PELO EXPOSTO, REQUER A VEXAS VENERANDOS DESEMBARGADORES, ADMITAM O PRESENTE RECURSO DE APELAÇAO
A) DECLARANDO NULA PARCIALMENTE A SENTENÇA RECORRIDA NA PARTE QUE DEU POR ASSENTE QUE A PROCURAÇÃO FOI SUBSCRITA EM 11.10.2020 POR EXCESSO DE PRONÚNCIA, DELA RETIRANDO ESSE FACTO E MOTIVAÇÕES.
B) DECLAREM NULA PARCIALMENTE A SENTENÇA RECORRIDA POR OMISSÃO DE PRONÚNCIA DA QUESTÃO DA RATIFICAÇÃO, E DE FALTA DE FUNDAMENTAÇÃO JURÍDICA PARA A NÃO APRECIAÇÃO E APLICAÇÃO DO ART.268º DO CC
C) ALTERANDO A DECISÃO DE FACTO PROVADA NOS PONTOS 7, 14, 15, 16 E PONTOS A E B DA MATÉRIA NÃO PROVADA, ADITANDO OS PONTOS 17 E 18 À MATÉRIA DE FACTO PROVADA, COM O TEOR PROPOSTO.
D) E ANULANDO AINDA A SENTENÇA RECORRIDA, NA PARTE QUE APLICOU À SITUAÇÃO DOS AUTOS O ART.350º/3, QUANDO NÃO À OBRIGATORIEDADE DE DEVOLVER OS VALORES PAGOS COM NATUREZA DE RETRIBUIÇÃO E SEM QUE TENHAM SIDO TIDOS EM CONTA OS ART.258º, ART.263º ART.264º E ART.366º DO CT.
E) ANULAR AINDA A SENTENÇA RECORRIDA POR INCORRETA INTERPRETAÇÃO DO ART. 1157º E ART.1159º CC E ENQUADRAMENTO INDEVIDO DA PROCURAÇÃO NO CONTRATO DE MANDATO, SEM ATENDER AOS ART. 258, ART. 260º E ART. 263º DO CC,
VINDO VEXAS A FINAL A PROFERIR ACORDÃO
A / QUE NOS TERMOS DO ART. 402º DO CT E ART. 268º DECLARE VÁLIDA A REVOGAÇÃO DA DENUNCIA DO CIT;
B/ E VÁLIDO E VIGENTE ESSE CONTRATO DE TRABALHO
C) E EM CONSEQUENCIA RECONHEÇAM QUE A AUTORA TEM DIREITO ÀS RETRIBUIÇÕES INTERCALARES E À SUA REINTEGRAÇÃO»

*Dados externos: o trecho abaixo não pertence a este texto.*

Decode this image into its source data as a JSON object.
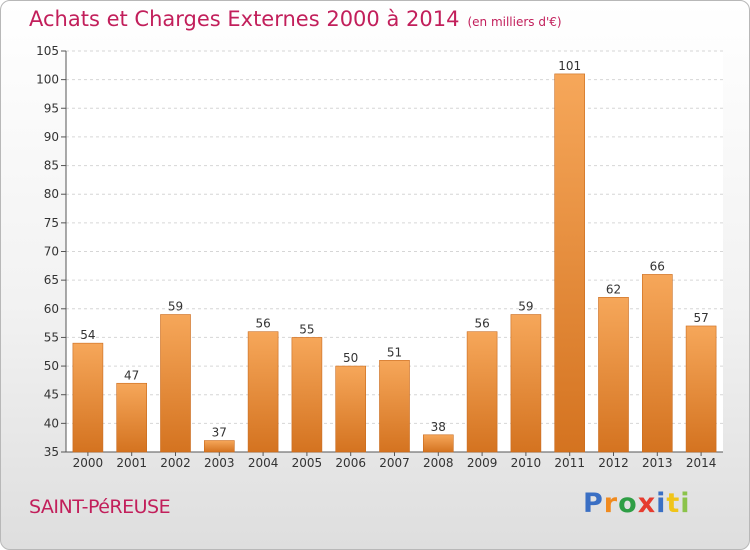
{
  "header": {
    "title": "Achats et Charges Externes 2000 à 2014",
    "unit": "(en milliers d'€)"
  },
  "footer": {
    "commune": "SAINT-PéREUSE",
    "logo": {
      "text": "Proxiti",
      "colors": [
        "#3a6fc4",
        "#f08a1e",
        "#2e9e45",
        "#e63c2f",
        "#3a6fc4",
        "#f0c419",
        "#8bc34a"
      ]
    }
  },
  "chart_data": {
    "type": "bar",
    "title": "Achats et Charges Externes 2000 à 2014",
    "subtitle": "(en milliers d'€)",
    "categories": [
      "2000",
      "2001",
      "2002",
      "2003",
      "2004",
      "2005",
      "2006",
      "2007",
      "2008",
      "2009",
      "2010",
      "2011",
      "2012",
      "2013",
      "2014"
    ],
    "values": [
      54,
      47,
      59,
      37,
      56,
      55,
      50,
      51,
      38,
      56,
      59,
      101,
      62,
      66,
      57
    ],
    "ylim": [
      35,
      105
    ],
    "yticks": [
      35,
      40,
      45,
      50,
      55,
      60,
      65,
      70,
      75,
      80,
      85,
      90,
      95,
      100,
      105
    ],
    "grid": true,
    "data_labels": true,
    "bar_colors": {
      "top": "#f6a75a",
      "bottom": "#d47320"
    },
    "xlabel": "",
    "ylabel": ""
  }
}
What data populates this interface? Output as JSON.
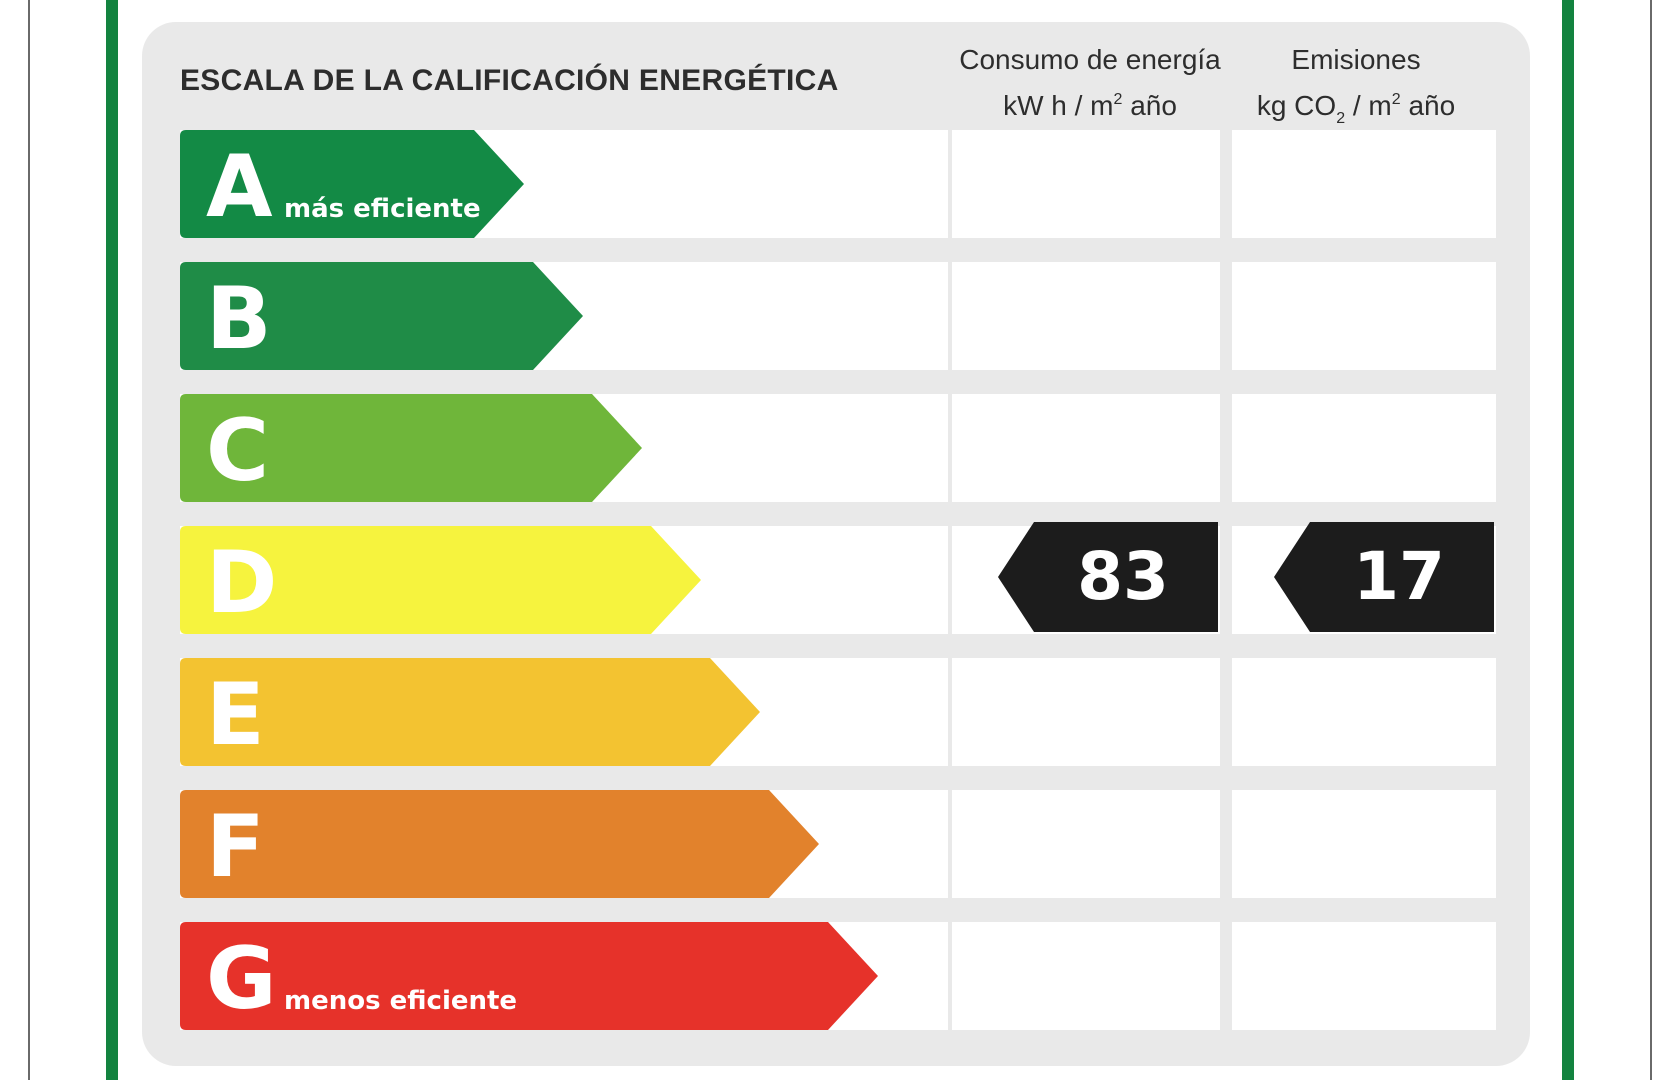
{
  "label": {
    "title": "ESCALA DE LA CALIFICACIÓN ENERGÉTICA",
    "columns": [
      {
        "line1": "Consumo de energía",
        "unit_a": "kW h  / m",
        "unit_sup": "2",
        "unit_b": " año"
      },
      {
        "line1": "Emisiones",
        "unit_a": "kg CO",
        "unit_sub": "2",
        "unit_mid": "  / m",
        "unit_sup": "2",
        "unit_b": " año"
      }
    ],
    "ratings": [
      {
        "letter": "A",
        "caption": "más eficiente",
        "color": "#138a45"
      },
      {
        "letter": "B",
        "caption": "",
        "color": "#1f8c47"
      },
      {
        "letter": "C",
        "caption": "",
        "color": "#6fb63a"
      },
      {
        "letter": "D",
        "caption": "",
        "color": "#f6f33e"
      },
      {
        "letter": "E",
        "caption": "",
        "color": "#f3c331"
      },
      {
        "letter": "F",
        "caption": "",
        "color": "#e2822c"
      },
      {
        "letter": "G",
        "caption": "menos eficiente",
        "color": "#e6322a"
      }
    ],
    "current_rating": "D",
    "consumption_value": "83",
    "emissions_value": "17",
    "badge_color": "#1c1c1c",
    "border_color": "#13833f"
  }
}
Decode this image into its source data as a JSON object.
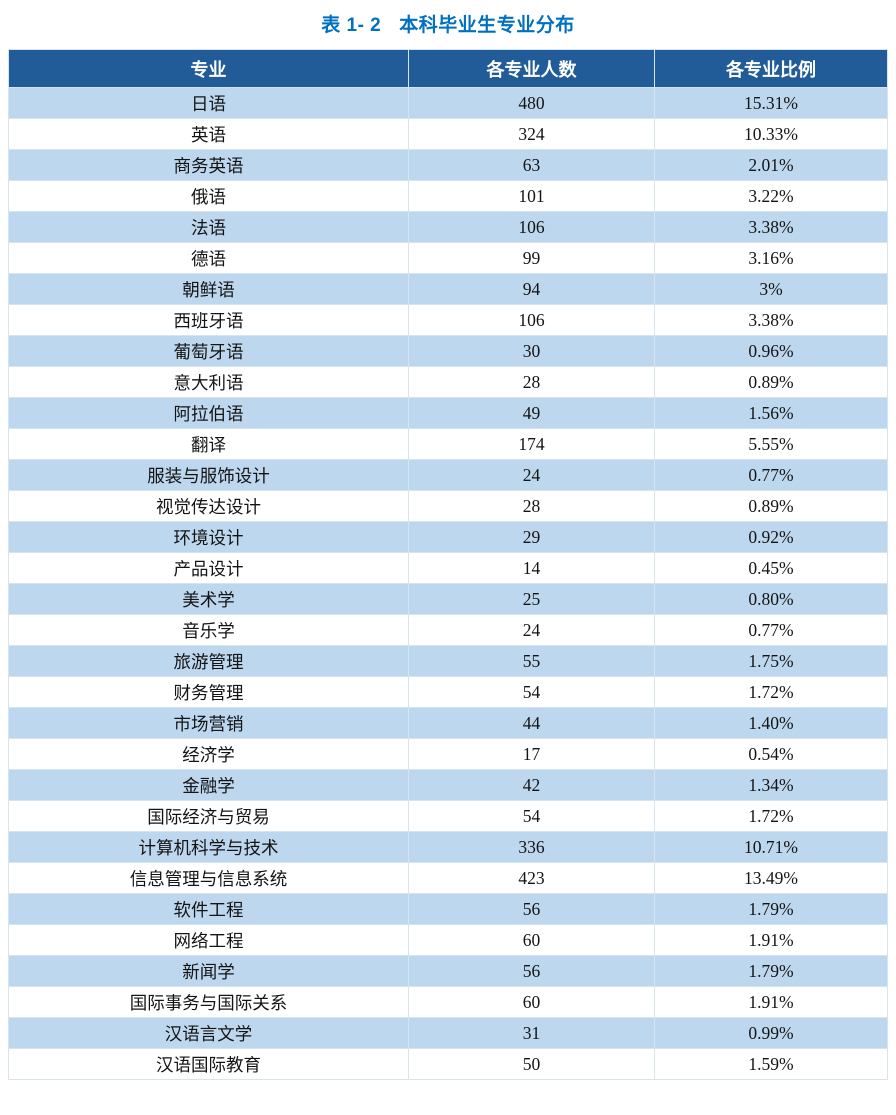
{
  "caption": {
    "label": "表 1- 2",
    "text": "本科毕业生专业分布"
  },
  "table": {
    "headers": [
      "专业",
      "各专业人数",
      "各专业比例"
    ],
    "rows": [
      [
        "日语",
        "480",
        "15.31%"
      ],
      [
        "英语",
        "324",
        "10.33%"
      ],
      [
        "商务英语",
        "63",
        "2.01%"
      ],
      [
        "俄语",
        "101",
        "3.22%"
      ],
      [
        "法语",
        "106",
        "3.38%"
      ],
      [
        "德语",
        "99",
        "3.16%"
      ],
      [
        "朝鲜语",
        "94",
        "3%"
      ],
      [
        "西班牙语",
        "106",
        "3.38%"
      ],
      [
        "葡萄牙语",
        "30",
        "0.96%"
      ],
      [
        "意大利语",
        "28",
        "0.89%"
      ],
      [
        "阿拉伯语",
        "49",
        "1.56%"
      ],
      [
        "翻译",
        "174",
        "5.55%"
      ],
      [
        "服装与服饰设计",
        "24",
        "0.77%"
      ],
      [
        "视觉传达设计",
        "28",
        "0.89%"
      ],
      [
        "环境设计",
        "29",
        "0.92%"
      ],
      [
        "产品设计",
        "14",
        "0.45%"
      ],
      [
        "美术学",
        "25",
        "0.80%"
      ],
      [
        "音乐学",
        "24",
        "0.77%"
      ],
      [
        "旅游管理",
        "55",
        "1.75%"
      ],
      [
        "财务管理",
        "54",
        "1.72%"
      ],
      [
        "市场营销",
        "44",
        "1.40%"
      ],
      [
        "经济学",
        "17",
        "0.54%"
      ],
      [
        "金融学",
        "42",
        "1.34%"
      ],
      [
        "国际经济与贸易",
        "54",
        "1.72%"
      ],
      [
        "计算机科学与技术",
        "336",
        "10.71%"
      ],
      [
        "信息管理与信息系统",
        "423",
        "13.49%"
      ],
      [
        "软件工程",
        "56",
        "1.79%"
      ],
      [
        "网络工程",
        "60",
        "1.91%"
      ],
      [
        "新闻学",
        "56",
        "1.79%"
      ],
      [
        "国际事务与国际关系",
        "60",
        "1.91%"
      ],
      [
        "汉语言文学",
        "31",
        "0.99%"
      ],
      [
        "汉语国际教育",
        "50",
        "1.59%"
      ]
    ]
  },
  "colors": {
    "header_bg": "#215C98",
    "stripe_bg": "#BDD7EE",
    "title_color": "#0070C0",
    "header_text": "#FFFFFF"
  }
}
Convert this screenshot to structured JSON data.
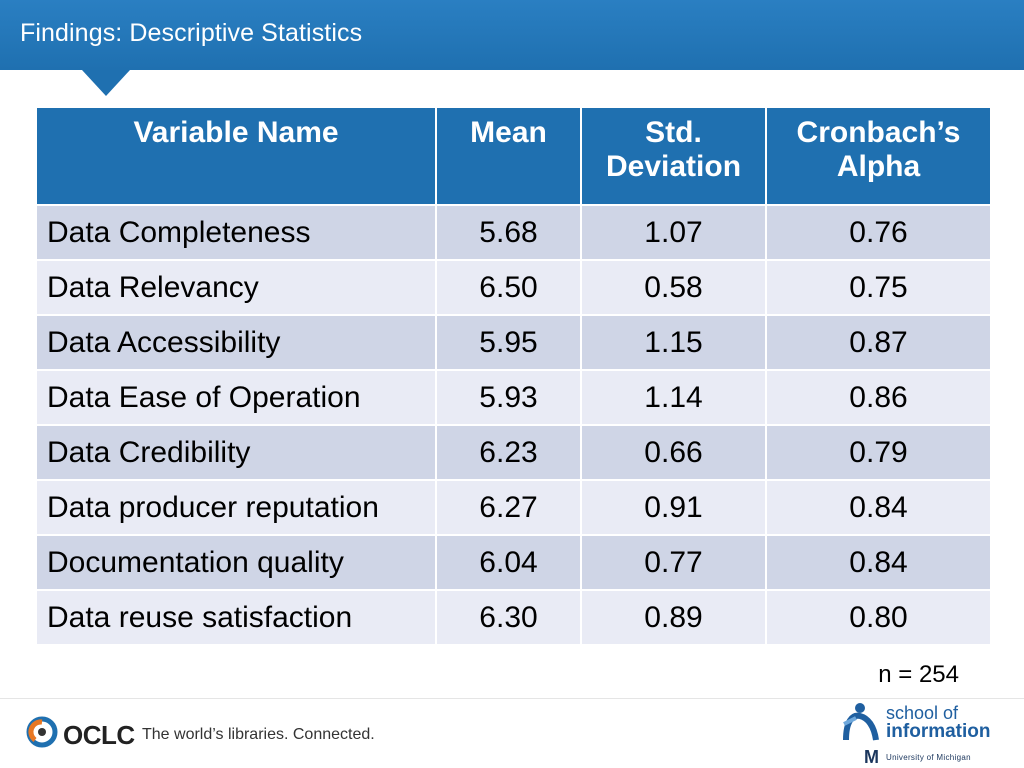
{
  "header": {
    "title": "Findings: Descriptive Statistics"
  },
  "table": {
    "columns": [
      "Variable Name",
      "Mean",
      "Std.\nDeviation",
      "Cronbach’s Alpha"
    ],
    "rows": [
      [
        "Data Completeness",
        "5.68",
        "1.07",
        "0.76"
      ],
      [
        "Data Relevancy",
        "6.50",
        "0.58",
        "0.75"
      ],
      [
        "Data Accessibility",
        "5.95",
        "1.15",
        "0.87"
      ],
      [
        "Data Ease of Operation",
        "5.93",
        "1.14",
        "0.86"
      ],
      [
        "Data Credibility",
        "6.23",
        "0.66",
        "0.79"
      ],
      [
        "Data producer reputation",
        "6.27",
        "0.91",
        "0.84"
      ],
      [
        "Documentation quality",
        "6.04",
        "0.77",
        "0.84"
      ],
      [
        "Data reuse satisfaction",
        "6.30",
        "0.89",
        "0.80"
      ]
    ]
  },
  "note": "n = 254",
  "footer": {
    "oclc_word": "OCLC",
    "tagline": "The world’s libraries. Connected.",
    "si_school": "school of",
    "si_information": "information",
    "si_m": "M",
    "si_university": "University of Michigan"
  },
  "colors": {
    "header_blue": "#1f70b0",
    "row_dark": "#cfd5e6",
    "row_light": "#e9ebf5"
  }
}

Contra-alegou a recorrida, propugnando pela improcedência do recurso.
A 1.ª instância admitiu o recurso de apelação, com subida imediata, nos próprios autos e com efeito meramente devolutivo.
Previamente, pronunciou-se no sentido de inexistirem quaisquer vícios, irregularidades, omissões ou nulidades na sentença.
Tendo o processo subido à Relação, foi observado o preceituado no n.º 3 do artigo 87.º do Código de Processo do Trabalho.
A Exma. Procuradora-Geral Adjunta emitiu parecer favorável à manutenção da decisão recorrida.
Não foi oferecida resposta.
O recurso foi mantido e foram dispensados os vistos, com a anuência dos Exmos. Adjuntos.
Cumpre apreciar e decidir.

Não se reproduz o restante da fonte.